Die Keimzahlbestimmung von Medizinprodukten startet zunächst mit der Extraktion. Hierbei wird das zu prüfende Produkt zusammen mit einem Keimzahlpuffer inkubiert. Dabei erfolgt die Ablösung der Mikroorganismen in das Medium.
Bei der nachfolgenden Filtration werden die Mikroorganismen auf einem Membranfilter gesammelt.
Im Anschluss daran findet die Inkubation statt. Hierbei wird der Membranfilter mehrere Tage auf einem Nährboden inkubiert. Der Nährboden unterstützt je nach seiner Zusammensetzung das Wachstum von aeroben, anaeroben Bakterien oder Schimmelpilzen.
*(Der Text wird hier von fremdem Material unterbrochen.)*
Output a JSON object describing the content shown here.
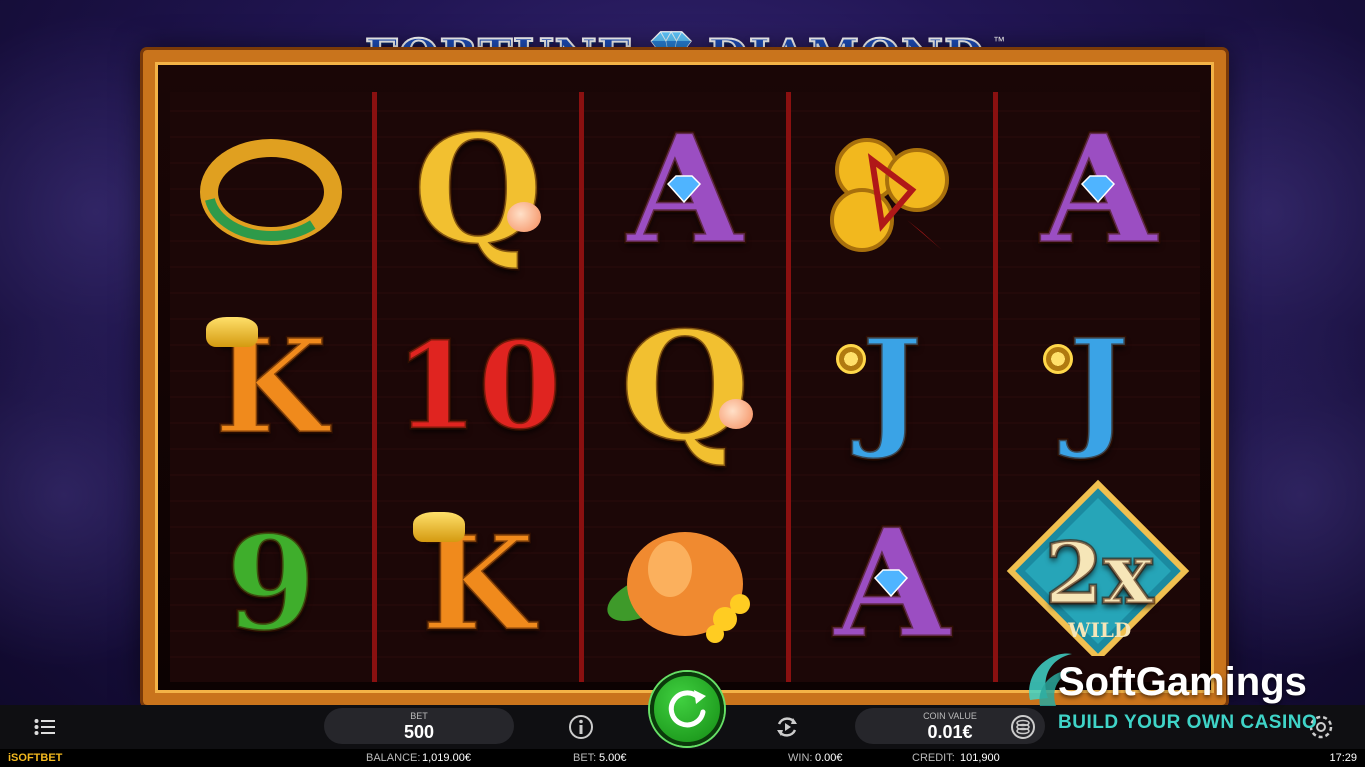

Nach Abschluss der Inkubation erfolgt die Auszählung der gewachsenen Keime. Dabei entspricht jede gewachsene Kolonie einem Keim, der sich zuvor auf dem Produkt befand. Um die Gesamtmenge der Keime zu bestimmen, wird die Verdünnung (Verwendung mehrer Membranfilter) einer Probe und der Korrekturfaktor miteinbezogen.